Flags weird events in UAV telemetry: battery voltage spikes, GPS drift/jumps, IMU outliers.

What it does

  • Hampel filter (rolling median + MAD) on chosen numeric columns.
  • Optional STL decomposition to remove trend/seasonality before Hampel (per-column).
  • Optional GPS jump detector using lat/lon vs reported speed.
  • Outputs an anomalies JSON list with timestamps, columns, values, and reasons.

MVP model

  • For each selected column, apply a windowed Hampel filter:
    • window size k (neighbors on each side, so total window = 2k+1)
    • threshold n_sigma (default 3.0) on MAD-scaled deviation
  • If you pass --stl-cols, we run STL (if available) and apply Hampel to the residuals.
  • If lat, lon, and gps_speed_mps exist, we can also flag GPS jumps where the per-sample movement exceeds a plausible distance given speed.

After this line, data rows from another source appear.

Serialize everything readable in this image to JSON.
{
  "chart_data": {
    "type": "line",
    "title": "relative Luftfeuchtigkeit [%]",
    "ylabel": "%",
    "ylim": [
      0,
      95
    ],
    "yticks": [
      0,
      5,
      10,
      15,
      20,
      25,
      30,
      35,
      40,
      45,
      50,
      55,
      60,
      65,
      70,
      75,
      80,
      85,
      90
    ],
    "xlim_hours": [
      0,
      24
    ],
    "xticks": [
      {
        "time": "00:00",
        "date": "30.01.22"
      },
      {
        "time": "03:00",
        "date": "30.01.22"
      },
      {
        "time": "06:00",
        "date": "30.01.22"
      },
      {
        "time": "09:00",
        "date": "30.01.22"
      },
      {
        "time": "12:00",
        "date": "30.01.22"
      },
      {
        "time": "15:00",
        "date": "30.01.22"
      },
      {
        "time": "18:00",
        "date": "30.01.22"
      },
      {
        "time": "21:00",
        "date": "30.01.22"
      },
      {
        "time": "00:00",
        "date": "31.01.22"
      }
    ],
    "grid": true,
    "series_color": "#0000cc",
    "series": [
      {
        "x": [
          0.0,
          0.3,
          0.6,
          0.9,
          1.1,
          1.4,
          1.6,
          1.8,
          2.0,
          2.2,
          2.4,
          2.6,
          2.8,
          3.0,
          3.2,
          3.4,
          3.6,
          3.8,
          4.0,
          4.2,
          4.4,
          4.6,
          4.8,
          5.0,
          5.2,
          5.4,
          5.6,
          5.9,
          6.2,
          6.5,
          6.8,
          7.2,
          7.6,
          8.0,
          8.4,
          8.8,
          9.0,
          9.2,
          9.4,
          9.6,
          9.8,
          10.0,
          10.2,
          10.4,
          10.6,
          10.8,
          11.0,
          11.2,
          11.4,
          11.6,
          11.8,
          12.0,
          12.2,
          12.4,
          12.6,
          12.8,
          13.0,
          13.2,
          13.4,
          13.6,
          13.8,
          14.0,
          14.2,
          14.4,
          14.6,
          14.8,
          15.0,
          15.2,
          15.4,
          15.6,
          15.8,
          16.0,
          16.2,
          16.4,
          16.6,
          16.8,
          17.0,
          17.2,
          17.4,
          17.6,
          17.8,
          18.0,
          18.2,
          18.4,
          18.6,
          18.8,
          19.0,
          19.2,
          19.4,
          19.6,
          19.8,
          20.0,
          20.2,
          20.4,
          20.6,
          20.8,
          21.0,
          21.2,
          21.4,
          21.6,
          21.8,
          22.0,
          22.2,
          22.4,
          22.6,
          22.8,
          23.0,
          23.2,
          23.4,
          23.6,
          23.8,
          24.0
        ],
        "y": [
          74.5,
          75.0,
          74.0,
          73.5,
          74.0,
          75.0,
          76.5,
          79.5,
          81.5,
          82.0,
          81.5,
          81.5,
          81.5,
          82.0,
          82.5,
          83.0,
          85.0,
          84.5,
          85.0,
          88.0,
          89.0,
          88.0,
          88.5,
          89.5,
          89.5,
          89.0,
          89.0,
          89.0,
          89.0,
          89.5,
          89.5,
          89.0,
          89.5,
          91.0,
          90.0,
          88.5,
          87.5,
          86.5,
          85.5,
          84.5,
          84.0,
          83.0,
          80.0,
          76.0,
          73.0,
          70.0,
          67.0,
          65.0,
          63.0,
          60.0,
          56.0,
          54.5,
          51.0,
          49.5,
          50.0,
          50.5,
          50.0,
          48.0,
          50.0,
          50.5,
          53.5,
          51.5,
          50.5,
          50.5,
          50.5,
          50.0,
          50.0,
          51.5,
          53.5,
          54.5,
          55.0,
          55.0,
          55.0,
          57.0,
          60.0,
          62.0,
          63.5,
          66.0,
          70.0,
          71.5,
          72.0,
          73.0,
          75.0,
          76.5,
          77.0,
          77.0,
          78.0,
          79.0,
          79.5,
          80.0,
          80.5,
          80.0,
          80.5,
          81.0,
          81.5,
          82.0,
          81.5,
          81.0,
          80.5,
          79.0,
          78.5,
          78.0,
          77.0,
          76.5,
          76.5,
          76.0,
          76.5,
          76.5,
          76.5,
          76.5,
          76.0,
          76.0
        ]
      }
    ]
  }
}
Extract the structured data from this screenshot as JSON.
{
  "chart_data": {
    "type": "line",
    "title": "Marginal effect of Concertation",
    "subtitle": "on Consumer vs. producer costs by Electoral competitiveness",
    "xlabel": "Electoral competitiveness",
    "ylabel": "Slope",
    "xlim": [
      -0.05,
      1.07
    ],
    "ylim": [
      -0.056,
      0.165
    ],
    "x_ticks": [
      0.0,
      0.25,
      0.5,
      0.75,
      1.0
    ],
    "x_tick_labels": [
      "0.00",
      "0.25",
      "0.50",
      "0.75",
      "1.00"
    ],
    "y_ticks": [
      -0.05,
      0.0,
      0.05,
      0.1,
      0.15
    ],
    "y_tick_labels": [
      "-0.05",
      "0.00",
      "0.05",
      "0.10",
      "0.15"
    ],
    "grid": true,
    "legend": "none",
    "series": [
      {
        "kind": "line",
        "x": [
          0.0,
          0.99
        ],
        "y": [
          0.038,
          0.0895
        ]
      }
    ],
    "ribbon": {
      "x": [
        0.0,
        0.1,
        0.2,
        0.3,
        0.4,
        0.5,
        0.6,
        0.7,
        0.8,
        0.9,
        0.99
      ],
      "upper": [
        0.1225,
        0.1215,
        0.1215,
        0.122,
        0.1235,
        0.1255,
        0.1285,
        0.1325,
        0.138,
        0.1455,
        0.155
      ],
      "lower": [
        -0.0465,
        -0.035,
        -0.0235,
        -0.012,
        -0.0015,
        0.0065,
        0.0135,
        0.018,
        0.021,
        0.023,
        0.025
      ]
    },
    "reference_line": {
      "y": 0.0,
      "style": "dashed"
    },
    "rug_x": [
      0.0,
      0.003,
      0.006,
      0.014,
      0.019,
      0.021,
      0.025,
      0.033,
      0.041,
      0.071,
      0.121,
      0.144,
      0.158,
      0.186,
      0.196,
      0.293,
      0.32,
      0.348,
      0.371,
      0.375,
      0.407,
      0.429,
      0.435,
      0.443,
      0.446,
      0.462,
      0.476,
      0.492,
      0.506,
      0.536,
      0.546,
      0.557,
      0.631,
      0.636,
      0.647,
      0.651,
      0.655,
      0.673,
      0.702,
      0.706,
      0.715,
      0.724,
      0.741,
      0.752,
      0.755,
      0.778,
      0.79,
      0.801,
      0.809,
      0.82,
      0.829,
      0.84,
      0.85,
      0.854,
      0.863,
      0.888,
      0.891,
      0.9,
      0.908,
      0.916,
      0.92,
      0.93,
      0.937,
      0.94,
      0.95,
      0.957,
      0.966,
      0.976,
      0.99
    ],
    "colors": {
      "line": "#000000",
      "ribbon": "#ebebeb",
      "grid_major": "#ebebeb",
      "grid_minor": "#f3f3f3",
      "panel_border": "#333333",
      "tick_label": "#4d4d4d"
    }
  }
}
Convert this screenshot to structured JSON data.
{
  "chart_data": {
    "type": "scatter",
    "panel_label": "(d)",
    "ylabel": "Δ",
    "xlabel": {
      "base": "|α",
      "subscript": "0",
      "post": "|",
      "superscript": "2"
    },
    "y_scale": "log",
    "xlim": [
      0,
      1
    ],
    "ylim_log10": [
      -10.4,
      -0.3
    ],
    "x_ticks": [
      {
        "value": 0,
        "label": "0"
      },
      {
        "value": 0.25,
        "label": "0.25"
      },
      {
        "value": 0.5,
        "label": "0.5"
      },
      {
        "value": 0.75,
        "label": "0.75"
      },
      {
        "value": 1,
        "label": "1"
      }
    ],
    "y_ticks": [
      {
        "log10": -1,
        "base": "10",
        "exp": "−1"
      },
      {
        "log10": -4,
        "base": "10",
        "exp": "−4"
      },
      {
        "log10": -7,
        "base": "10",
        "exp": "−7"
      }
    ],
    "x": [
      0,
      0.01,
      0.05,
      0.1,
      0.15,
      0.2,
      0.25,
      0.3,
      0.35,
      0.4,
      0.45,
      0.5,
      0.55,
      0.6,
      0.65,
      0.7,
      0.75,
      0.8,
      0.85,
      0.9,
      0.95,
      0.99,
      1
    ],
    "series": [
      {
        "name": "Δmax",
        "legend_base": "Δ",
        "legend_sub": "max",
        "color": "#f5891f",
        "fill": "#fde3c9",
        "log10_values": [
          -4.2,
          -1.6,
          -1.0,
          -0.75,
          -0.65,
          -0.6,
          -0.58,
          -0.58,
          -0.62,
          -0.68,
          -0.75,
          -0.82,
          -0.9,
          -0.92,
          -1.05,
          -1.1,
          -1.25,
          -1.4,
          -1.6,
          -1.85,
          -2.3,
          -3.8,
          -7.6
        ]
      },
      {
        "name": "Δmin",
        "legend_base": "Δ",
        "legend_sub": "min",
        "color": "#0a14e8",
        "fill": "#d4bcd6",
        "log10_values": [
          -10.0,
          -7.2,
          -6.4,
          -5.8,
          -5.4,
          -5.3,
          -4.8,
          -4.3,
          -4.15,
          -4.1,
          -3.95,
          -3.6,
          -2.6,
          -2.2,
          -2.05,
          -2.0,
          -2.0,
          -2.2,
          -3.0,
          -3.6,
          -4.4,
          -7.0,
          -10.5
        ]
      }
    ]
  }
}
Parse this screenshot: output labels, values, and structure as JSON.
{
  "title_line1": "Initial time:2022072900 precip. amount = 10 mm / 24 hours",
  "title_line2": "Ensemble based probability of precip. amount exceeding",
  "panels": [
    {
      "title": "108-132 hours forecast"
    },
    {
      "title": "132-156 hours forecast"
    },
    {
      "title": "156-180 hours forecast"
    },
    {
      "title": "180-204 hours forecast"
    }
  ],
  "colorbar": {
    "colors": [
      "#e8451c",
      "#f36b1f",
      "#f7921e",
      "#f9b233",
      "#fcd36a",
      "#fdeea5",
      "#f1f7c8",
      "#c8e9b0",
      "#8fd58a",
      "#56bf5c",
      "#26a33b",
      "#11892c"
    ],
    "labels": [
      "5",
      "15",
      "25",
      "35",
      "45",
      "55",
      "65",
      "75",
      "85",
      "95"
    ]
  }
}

This is deliberately simple, fast, and explainable. Treat it as triage; you can review flagged rows.

Quick start

  1. CSV columns you can use (example below):

    • timestamp (ISO)
    • batt_voltage_v
    • gps_speed_mps
    • lat, lon (optional, for GPS jump detector)
    • imu_ax, imu_ay, imu_az (optional)
  2. Detect anomalies and write JSON:

python flight_log_anomaly_detector.py detect   --csv example_log.csv   --time-col timestamp   --cols batt_voltage_v,gps_speed_mps,imu_ax,imu_ay,imu_az   --out anomalies.json   --k 7 --n-sigma 3.0   --stl-cols batt_voltage_v --stl-period 60   --gps-jump 1 --gps-alpha 2.0 --gps-margin-m 30
  1. Output: anomalies.json like:
[
  {"index": 120, "timestamp": "2025-01-01T12:00:10Z", "column": "batt_voltage_v", "value": 15.9, "reason": "hampel", "residual": -0.8},
  {"index": 245, "timestamp": "2025-01-01T12:02:05Z", "column": "gps", "value": 185.3, "reason": "gps_jump", "distance_m": 185.3, "allowed_m": 70.1}
]

Arguments

detect
  --csv <path.csv>                Input telemetry CSV
  --out <anomalies.json>          Output JSON path
  --time-col <name>               Timestamp column (ISO or parseable)
  --cols <c1,c2,...>              Numeric columns to Hampel-scan
  --k <int>                       Half-window size (neighbors). Default 7
  --n-sigma <float>               MAD threshold. Default 3.0
  --stl-cols <c1,c2,...>          Columns to detrend/seasonal-remove with STL before Hampel
  --stl-period <int>              Seasonal period (samples). Example: 60 for 1 Hz * 1 minute
  --gps-jump <0|1>                Enable GPS jump detector (requires lat,lon,gps_speed_mps)
  --gps-alpha <float>             Allowed multiplier on speed*dt (default 2.0)
  --gps-margin-m <float>          Extra fixed margin in meters (default 30)

Notes

  • If statsmodels isn't installed, STL is skipped with a warning.
  • Time deltas are inferred from --time-col differences; if missing/invalid, GPS jump is skipped.
  • Hampel flags are independent per column; review context in your log viewer.

Example data

example_log.csv contains a synthetic 10-minute flight at 1 Hz with planted anomalies.

License

MIT